Questo stato di cose non cambia a livello Challenger: contando le vittorie di quest’anno, gli under 21 ne hanno ottenute 24 (2 Shapovalov, 2 Tiafoe, 2 Bublik, 2 Auger-Aliassime, 2 E. Ymer, 1 Chung, 1 Tsitsipas, 1 Kozlov, 1 Moutet, 1 Kecmanovic, 1 Jasika, 1 Rubin, 1 Kuhn, 1 Santillan, 1 Berrettini, 1 Munar, 1 Mmoh, 1 Yibing, 1 Nagal) contro le 34 degli over 30 (4 Tipsarevic, 3 Lu, 2 Sela, 2 J. Melzer, 2 Dutra Silva, 2 Menéndez Maceiras, 2 Youzhny, 2 Lacko, 2 Garcia Lopez, 2 Kavcic, 1 Darcis, 1 Lorenzi, 1 Stakhovsky, 1 Estrella Burgos, 1 Gasquet, 1 Jaziri, 1 Marchenko, 1 Bachinger, 1 Cuevas, 1 Robert, 1 Berlocq).

Se il problema per i giovani anni fa era principalmente il rimanere ad alti livelli, confermarsi, dopo un eventuale exploit iniziale, costituito magari da una buona stagione sul rosso o sul cemento americano, ora per loro la strada sembra complicarsi ancora prima.

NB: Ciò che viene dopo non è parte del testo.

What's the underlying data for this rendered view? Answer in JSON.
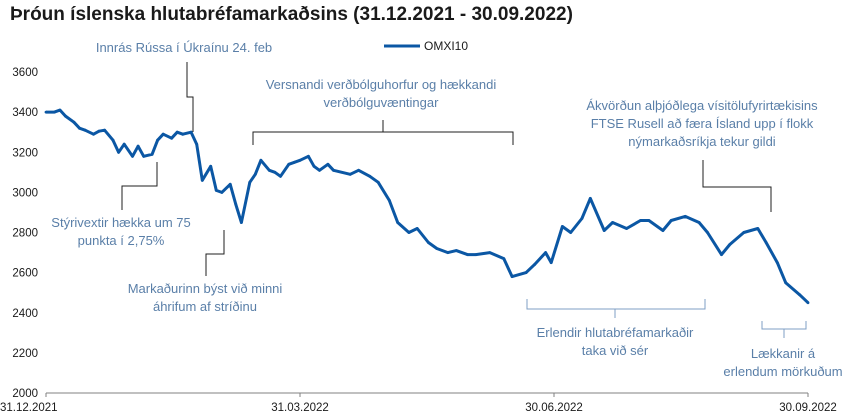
{
  "title": "Þróun íslenska hlutabréfamarkaðsins (31.12.2021 - 30.09.2022)",
  "chart_data": {
    "type": "line",
    "title": "Þróun íslenska hlutabréfamarkaðsins (31.12.2021 - 30.09.2022)",
    "xlabel": "",
    "ylabel": "",
    "ylim": [
      2000,
      3600
    ],
    "yticks": [
      "2000",
      "2200",
      "2400",
      "2600",
      "2800",
      "3000",
      "3200",
      "3400",
      "3600"
    ],
    "xticks": [
      "31.12.2021",
      "31.03.2022",
      "30.06.2022",
      "30.09.2022"
    ],
    "xlim": [
      "2021-12-31",
      "2022-09-30"
    ],
    "grid": false,
    "legend": "top-center",
    "series": [
      {
        "name": "OMXI10",
        "color": "#0b57a4",
        "x": [
          "2021-12-31",
          "2022-01-03",
          "2022-01-05",
          "2022-01-07",
          "2022-01-10",
          "2022-01-12",
          "2022-01-14",
          "2022-01-17",
          "2022-01-19",
          "2022-01-21",
          "2022-01-24",
          "2022-01-26",
          "2022-01-28",
          "2022-01-31",
          "2022-02-02",
          "2022-02-04",
          "2022-02-07",
          "2022-02-09",
          "2022-02-11",
          "2022-02-14",
          "2022-02-16",
          "2022-02-18",
          "2022-02-21",
          "2022-02-23",
          "2022-02-25",
          "2022-02-28",
          "2022-03-02",
          "2022-03-04",
          "2022-03-07",
          "2022-03-09",
          "2022-03-11",
          "2022-03-14",
          "2022-03-16",
          "2022-03-18",
          "2022-03-21",
          "2022-03-23",
          "2022-03-25",
          "2022-03-28",
          "2022-03-30",
          "2022-04-01",
          "2022-04-04",
          "2022-04-06",
          "2022-04-08",
          "2022-04-11",
          "2022-04-13",
          "2022-04-19",
          "2022-04-22",
          "2022-04-26",
          "2022-04-29",
          "2022-05-03",
          "2022-05-06",
          "2022-05-10",
          "2022-05-13",
          "2022-05-17",
          "2022-05-20",
          "2022-05-24",
          "2022-05-27",
          "2022-05-31",
          "2022-06-03",
          "2022-06-08",
          "2022-06-13",
          "2022-06-16",
          "2022-06-21",
          "2022-06-24",
          "2022-06-28",
          "2022-06-30",
          "2022-07-04",
          "2022-07-07",
          "2022-07-11",
          "2022-07-14",
          "2022-07-19",
          "2022-07-22",
          "2022-07-27",
          "2022-08-01",
          "2022-08-04",
          "2022-08-09",
          "2022-08-12",
          "2022-08-17",
          "2022-08-22",
          "2022-08-25",
          "2022-08-30",
          "2022-09-02",
          "2022-09-07",
          "2022-09-12",
          "2022-09-15",
          "2022-09-19",
          "2022-09-22",
          "2022-09-27",
          "2022-09-30"
        ],
        "values": [
          3400,
          3400,
          3410,
          3380,
          3350,
          3320,
          3310,
          3290,
          3305,
          3310,
          3260,
          3200,
          3240,
          3180,
          3230,
          3180,
          3190,
          3260,
          3290,
          3270,
          3300,
          3290,
          3300,
          3240,
          3060,
          3130,
          3010,
          3000,
          3040,
          2940,
          2850,
          3050,
          3090,
          3160,
          3110,
          3100,
          3080,
          3140,
          3150,
          3160,
          3180,
          3130,
          3110,
          3140,
          3110,
          3090,
          3110,
          3080,
          3050,
          2960,
          2850,
          2800,
          2820,
          2750,
          2720,
          2700,
          2710,
          2690,
          2690,
          2700,
          2670,
          2580,
          2600,
          2640,
          2700,
          2650,
          2830,
          2800,
          2870,
          2970,
          2810,
          2850,
          2820,
          2860,
          2860,
          2810,
          2860,
          2880,
          2850,
          2800,
          2690,
          2740,
          2800,
          2820,
          2750,
          2650,
          2550,
          2490,
          2450
        ]
      }
    ],
    "annotations": [
      "Innrás Rússa í Úkraínu 24. feb",
      "Versnandi verðbólguhorfur og hækkandi verðbólguvæntingar",
      "Ákvörðun alþjóðlega vísitölufyrirtækisins FTSE Rusell að færa Ísland upp í flokk nýmarkaðsríkja tekur gildi",
      "Stýrivextir hækka um 75 punkta í 2,75%",
      "Markaðurinn býst við minni áhrifum af stríðinu",
      "Erlendir hlutabréfamarkaðir taka við sér",
      "Lækkanir á erlendum mörkuðum"
    ]
  },
  "annotations": {
    "invasion": [
      "Innrás Rússa í Úkraínu 24. feb"
    ],
    "inflation": [
      "Versnandi verðbólguhorfur og hækkandi",
      "verðbólguvæntingar"
    ],
    "ftse": [
      "Ákvörðun alþjóðlega vísitölufyrirtækisins",
      "FTSE Rusell að færa Ísland upp í flokk",
      "nýmarkaðsríkja tekur gildi"
    ],
    "rates": [
      "Stýrivextir hækka um 75",
      "punkta í 2,75%"
    ],
    "market": [
      "Markaðurinn býst við minni",
      "áhrifum af stríðinu"
    ],
    "foreign_up": [
      "Erlendir hlutabréfamarkaðir",
      "taka við sér"
    ],
    "foreign_down": [
      "Lækkanir á",
      "erlendum mörkuðum"
    ]
  }
}
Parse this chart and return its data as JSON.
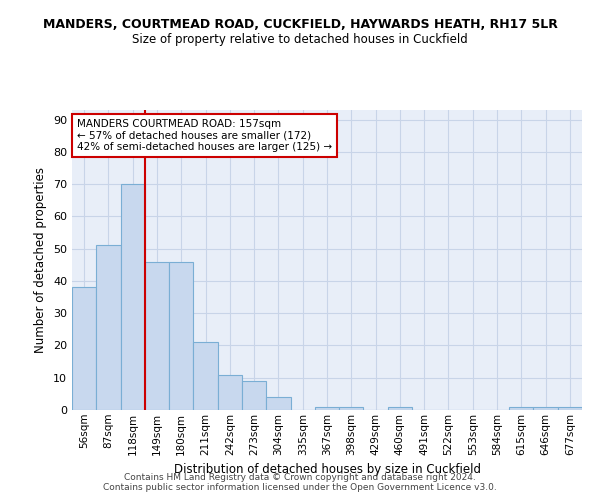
{
  "title1": "MANDERS, COURTMEAD ROAD, CUCKFIELD, HAYWARDS HEATH, RH17 5LR",
  "title2": "Size of property relative to detached houses in Cuckfield",
  "xlabel": "Distribution of detached houses by size in Cuckfield",
  "ylabel": "Number of detached properties",
  "footer1": "Contains HM Land Registry data © Crown copyright and database right 2024.",
  "footer2": "Contains public sector information licensed under the Open Government Licence v3.0.",
  "bin_labels": [
    "56sqm",
    "87sqm",
    "118sqm",
    "149sqm",
    "180sqm",
    "211sqm",
    "242sqm",
    "273sqm",
    "304sqm",
    "335sqm",
    "367sqm",
    "398sqm",
    "429sqm",
    "460sqm",
    "491sqm",
    "522sqm",
    "553sqm",
    "584sqm",
    "615sqm",
    "646sqm",
    "677sqm"
  ],
  "bar_heights": [
    38,
    51,
    70,
    46,
    46,
    21,
    11,
    9,
    4,
    0,
    1,
    1,
    0,
    1,
    0,
    0,
    0,
    0,
    1,
    1,
    1
  ],
  "bar_color": "#c8d8ee",
  "bar_edge_color": "#7aaed4",
  "grid_color": "#c8d4e8",
  "background_color": "#e8eef8",
  "vline_color": "#cc0000",
  "annotation_text": "MANDERS COURTMEAD ROAD: 157sqm\n← 57% of detached houses are smaller (172)\n42% of semi-detached houses are larger (125) →",
  "annotation_box_color": "#ffffff",
  "annotation_box_edge": "#cc0000",
  "ylim": [
    0,
    93
  ],
  "yticks": [
    0,
    10,
    20,
    30,
    40,
    50,
    60,
    70,
    80,
    90
  ]
}
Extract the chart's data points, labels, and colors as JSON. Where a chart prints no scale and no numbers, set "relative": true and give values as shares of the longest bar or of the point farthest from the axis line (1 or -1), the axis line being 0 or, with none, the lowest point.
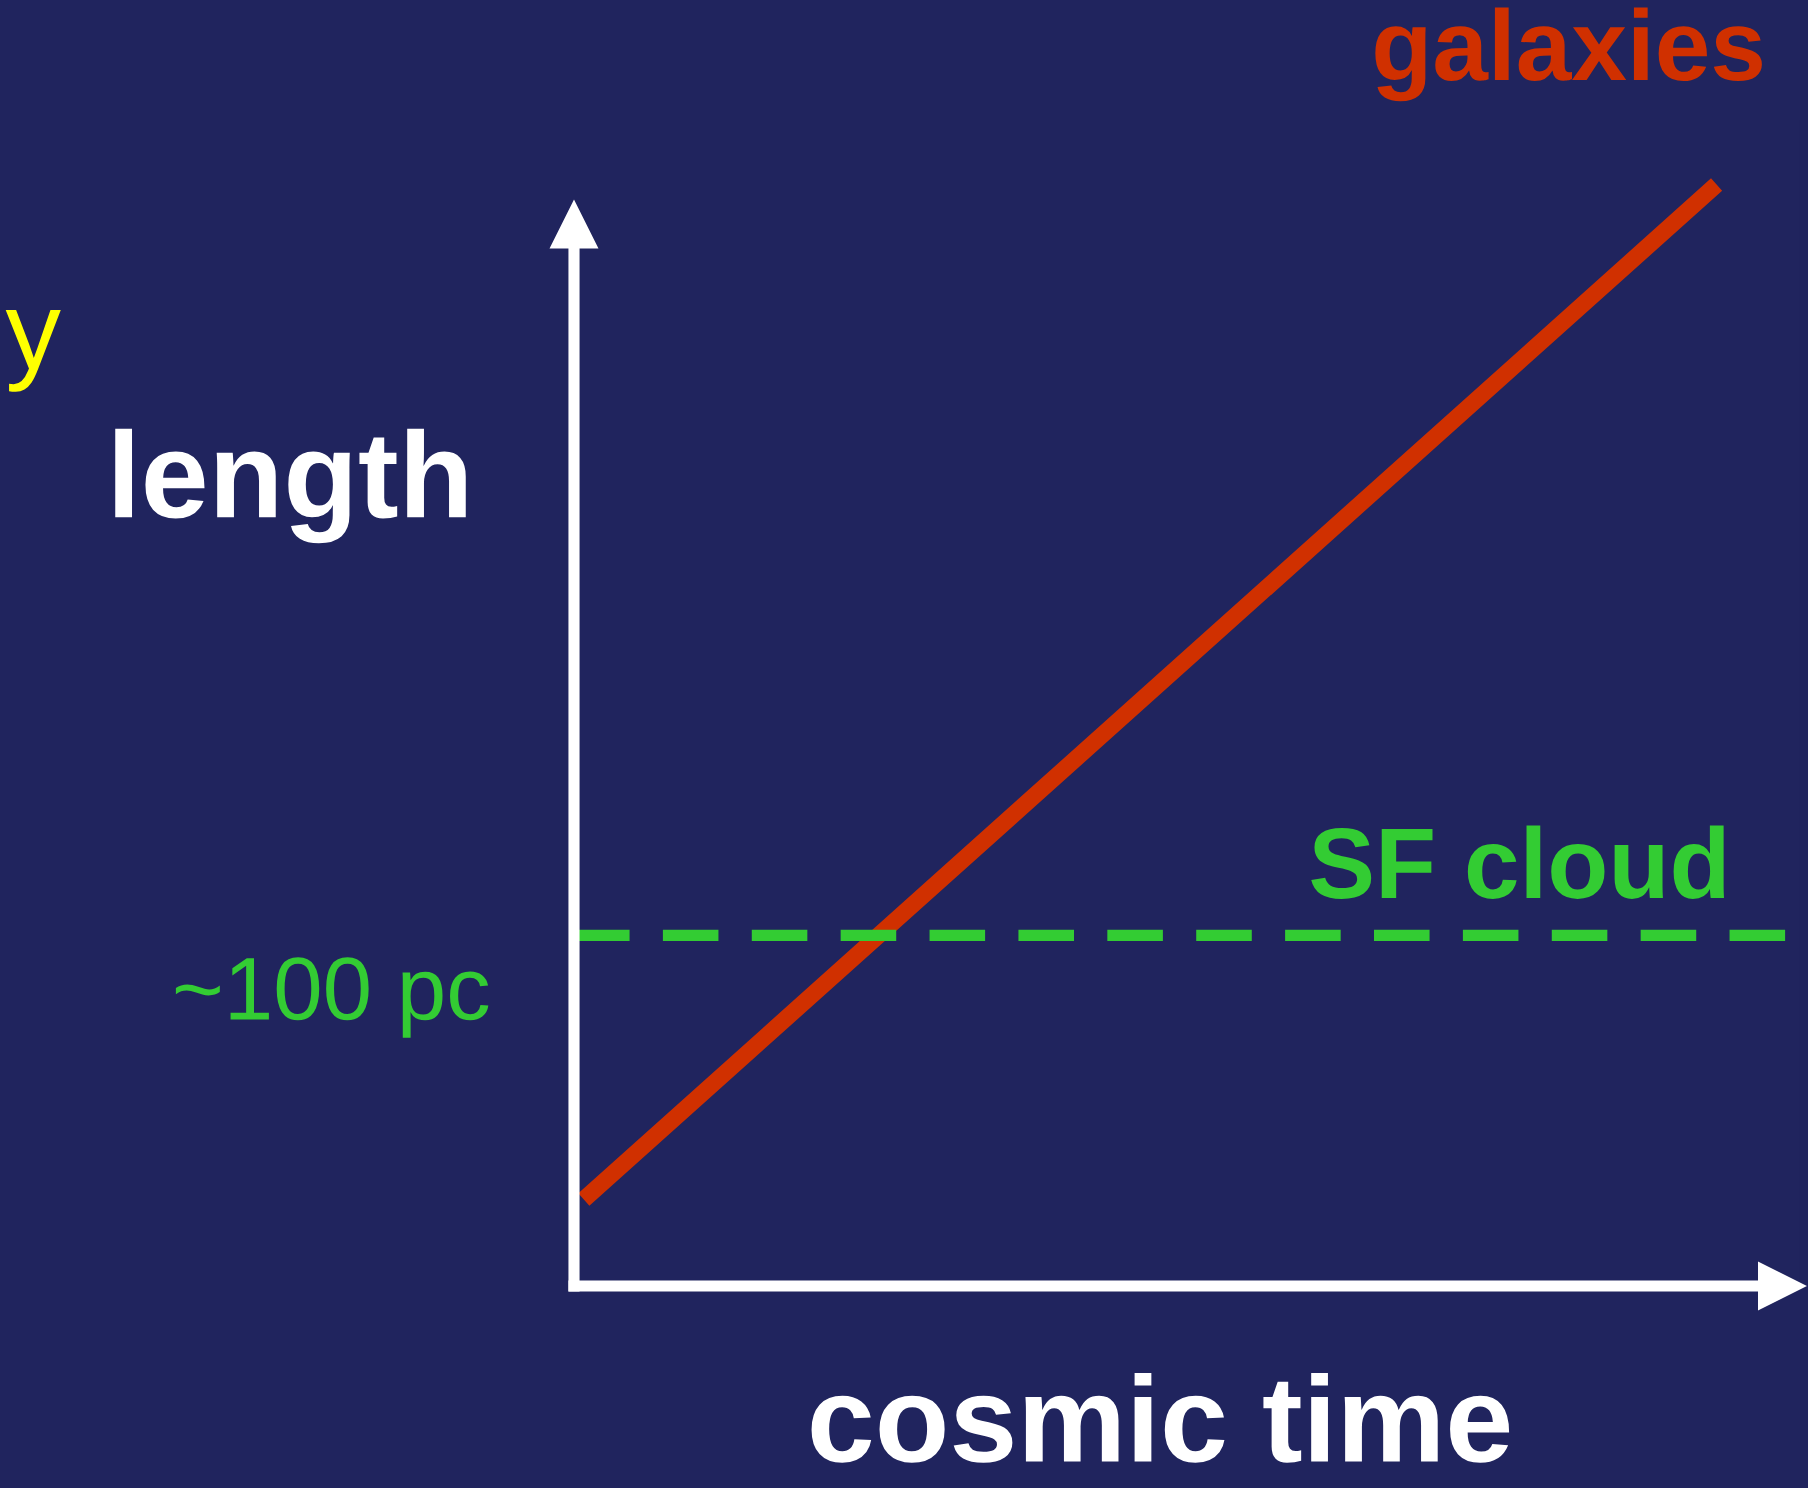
{
  "chart_data": {
    "type": "line",
    "relative": true,
    "categories": [
      null,
      null
    ],
    "series": [
      {
        "name": "galaxies",
        "color": "#d03000",
        "values": [
          0.084,
          1
        ]
      }
    ],
    "xlabel": "cosmic time",
    "ylabel": "length",
    "ref_lines": [
      {
        "axis": "y",
        "value": 0.32,
        "label": "~100 pc",
        "color": "#33cc33",
        "line_style": "dashed"
      }
    ],
    "annotations": [
      {
        "text": "SF cloud",
        "y": 0.32
      },
      "y"
    ],
    "legend": false,
    "line_style": "solid",
    "marker": "none"
  }
}
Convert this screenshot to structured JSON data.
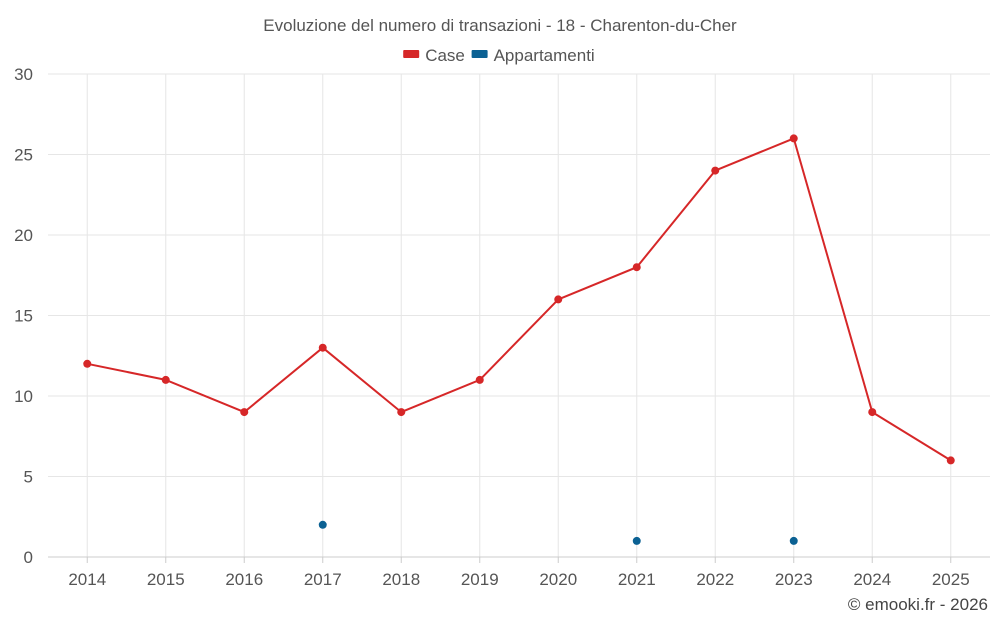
{
  "chart_data": {
    "type": "line",
    "title": "Evoluzione del numero di transazioni - 18 - Charenton-du-Cher",
    "categories": [
      "2014",
      "2015",
      "2016",
      "2017",
      "2018",
      "2019",
      "2020",
      "2021",
      "2022",
      "2023",
      "2024",
      "2025"
    ],
    "series": [
      {
        "name": "Case",
        "color": "#d62728",
        "values": [
          12,
          11,
          9,
          13,
          9,
          11,
          16,
          18,
          24,
          26,
          9,
          6
        ]
      },
      {
        "name": "Appartamenti",
        "color": "#0b6193",
        "values": [
          null,
          null,
          null,
          2,
          null,
          null,
          null,
          1,
          null,
          1,
          null,
          null
        ]
      }
    ],
    "ylim": [
      0,
      30
    ],
    "yticks": [
      0,
      5,
      10,
      15,
      20,
      25,
      30
    ],
    "xlabel": "",
    "ylabel": "",
    "grid": true,
    "legend_position": "top-center"
  },
  "credit": "© emooki.fr - 2026",
  "colors": {
    "grid": "#e6e6e6",
    "axis": "#cccccc",
    "text": "#555555"
  }
}
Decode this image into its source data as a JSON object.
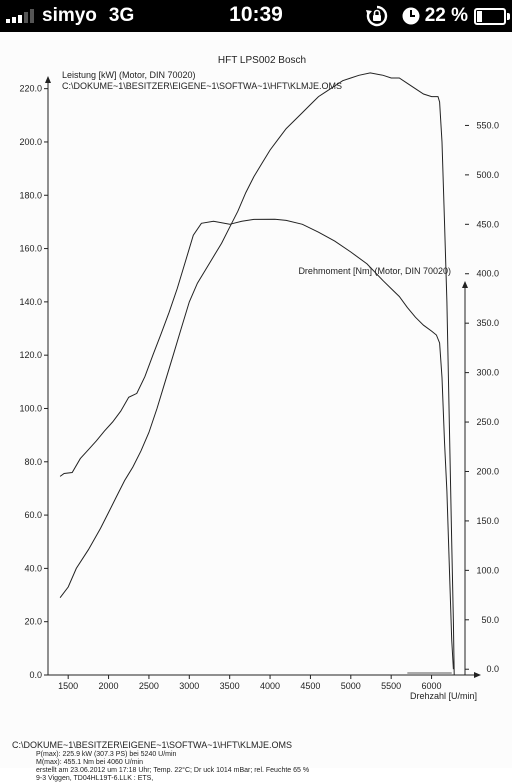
{
  "status_bar": {
    "carrier": "simyo",
    "network": "3G",
    "time": "10:39",
    "battery_percent": "22 %",
    "battery_level": 0.22,
    "signal_bars": 3,
    "icons": [
      "signal-icon",
      "rotation-lock-icon",
      "clock-icon",
      "battery-icon"
    ]
  },
  "chart_data": {
    "type": "line",
    "title": "HFT LPS002 Bosch",
    "file_path_top": "C:\\DOKUME~1\\BESITZER\\EIGENE~1\\SOFTWA~1\\HFT\\KLMJE.OMS",
    "xlabel": "Drehzahl [U/min]",
    "xlim": [
      1250,
      6600
    ],
    "x_ticks": [
      1500,
      2000,
      2500,
      3000,
      3500,
      4000,
      4500,
      5000,
      5500,
      6000
    ],
    "grid": false,
    "left_axis": {
      "label": "Leistung [kW] (Motor, DIN 70020)",
      "ylim": [
        0,
        230
      ],
      "ticks": [
        "0.0",
        "20.0",
        "40.0",
        "60.0",
        "80.0",
        "100.0",
        "120.0",
        "140.0",
        "160.0",
        "180.0",
        "200.0",
        "220.0"
      ]
    },
    "right_axis": {
      "label": "Drehmoment [Nm] (Motor, DIN 70020)",
      "ylim": [
        -20,
        600
      ],
      "ticks": [
        "0.0",
        "50.0",
        "100.0",
        "150.0",
        "200.0",
        "250.0",
        "300.0",
        "350.0",
        "400.0",
        "450.0",
        "500.0",
        "550.0"
      ]
    },
    "series": [
      {
        "axis": "left",
        "color": "#222222",
        "points": [
          [
            1400,
            29
          ],
          [
            1500,
            33
          ],
          [
            1600,
            40
          ],
          [
            1750,
            47
          ],
          [
            1900,
            55
          ],
          [
            2000,
            61
          ],
          [
            2100,
            67
          ],
          [
            2200,
            73
          ],
          [
            2300,
            78
          ],
          [
            2400,
            84
          ],
          [
            2500,
            91
          ],
          [
            2600,
            100
          ],
          [
            2700,
            110
          ],
          [
            2800,
            120
          ],
          [
            2900,
            130
          ],
          [
            3000,
            140
          ],
          [
            3100,
            147
          ],
          [
            3200,
            152
          ],
          [
            3300,
            157
          ],
          [
            3400,
            162
          ],
          [
            3500,
            168
          ],
          [
            3600,
            174
          ],
          [
            3700,
            181
          ],
          [
            3800,
            187
          ],
          [
            3900,
            192
          ],
          [
            4000,
            197
          ],
          [
            4100,
            201
          ],
          [
            4200,
            205
          ],
          [
            4300,
            208
          ],
          [
            4400,
            211
          ],
          [
            4500,
            214
          ],
          [
            4600,
            217
          ],
          [
            4700,
            219
          ],
          [
            4800,
            221
          ],
          [
            4900,
            223
          ],
          [
            5000,
            224
          ],
          [
            5100,
            225
          ],
          [
            5240,
            225.9
          ],
          [
            5400,
            225
          ],
          [
            5500,
            224
          ],
          [
            5600,
            224
          ],
          [
            5700,
            222
          ],
          [
            5800,
            220
          ],
          [
            5900,
            218
          ],
          [
            6000,
            217
          ],
          [
            6080,
            217
          ],
          [
            6100,
            215
          ],
          [
            6130,
            200
          ],
          [
            6160,
            170
          ],
          [
            6190,
            140
          ],
          [
            6210,
            110
          ],
          [
            6230,
            80
          ],
          [
            6250,
            50
          ],
          [
            6270,
            20
          ],
          [
            6280,
            0
          ]
        ]
      },
      {
        "axis": "right",
        "color": "#222222",
        "points": [
          [
            1400,
            195
          ],
          [
            1450,
            198
          ],
          [
            1550,
            199
          ],
          [
            1650,
            213
          ],
          [
            1750,
            222
          ],
          [
            1850,
            231
          ],
          [
            1950,
            241
          ],
          [
            2050,
            250
          ],
          [
            2150,
            261
          ],
          [
            2250,
            275
          ],
          [
            2350,
            279
          ],
          [
            2450,
            296
          ],
          [
            2550,
            318
          ],
          [
            2650,
            339
          ],
          [
            2750,
            361
          ],
          [
            2850,
            385
          ],
          [
            2950,
            412
          ],
          [
            3050,
            439
          ],
          [
            3150,
            451
          ],
          [
            3300,
            453
          ],
          [
            3500,
            450
          ],
          [
            3650,
            453
          ],
          [
            3800,
            455
          ],
          [
            4060,
            455.1
          ],
          [
            4200,
            454
          ],
          [
            4400,
            450
          ],
          [
            4600,
            442
          ],
          [
            4800,
            433
          ],
          [
            5000,
            422
          ],
          [
            5200,
            410
          ],
          [
            5400,
            393
          ],
          [
            5500,
            385
          ],
          [
            5600,
            377
          ],
          [
            5700,
            366
          ],
          [
            5800,
            356
          ],
          [
            5900,
            348
          ],
          [
            6000,
            342
          ],
          [
            6060,
            338
          ],
          [
            6100,
            330
          ],
          [
            6130,
            295
          ],
          [
            6160,
            230
          ],
          [
            6190,
            180
          ],
          [
            6210,
            130
          ],
          [
            6230,
            80
          ],
          [
            6250,
            30
          ],
          [
            6270,
            0
          ]
        ]
      }
    ]
  },
  "footer": {
    "path": "C:\\DOKUME~1\\BESITZER\\EIGENE~1\\SOFTWA~1\\HFT\\KLMJE.OMS",
    "pmax": "P(max): 225.9 kW (307.3 PS) bei 5240 U/min",
    "mmax": "M(max): 455.1 Nm bei 4060 U/min",
    "created": "erstellt am 23.06.2012 um 17:18 Uhr; Temp. 22°C; Dr uck 1014 mBar; rel. Feuchte 65 %",
    "vehicle": "9-3 Viggen, TD04HL19T-6.LLK : ETS,"
  }
}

Per le nuove leve è e sarà sempre più difficile emergere in un contesto così competitivo e livellato sotto l’aspetto tecnico da preparazioni fisiche che portano i singoli a spingersi sempre oltre i propri limiti con risultati soddisfacenti. La discriminante diventa spesso la testa, l’esperienza, quella che i professionisti nati nella metà degli anni ’80 sono riusciti a maturare giocando ad alti livelli e che invece i giovani devono “costruirsi” con l’ausilio di esperti del settore, i cosiddetti mental coach. Il talento farà sempre la differenza, se sorretto da testa e fisico, ma per tutti gli altri, quello dei Challenger non si rivelerà un trampolino di lancio, piuttosto una palude nella quale si rimane impantanati, o un paracadute d’emergenza da aprire una volta constatato che vincere tre match di qualificazione di un 250 è impresa ardua.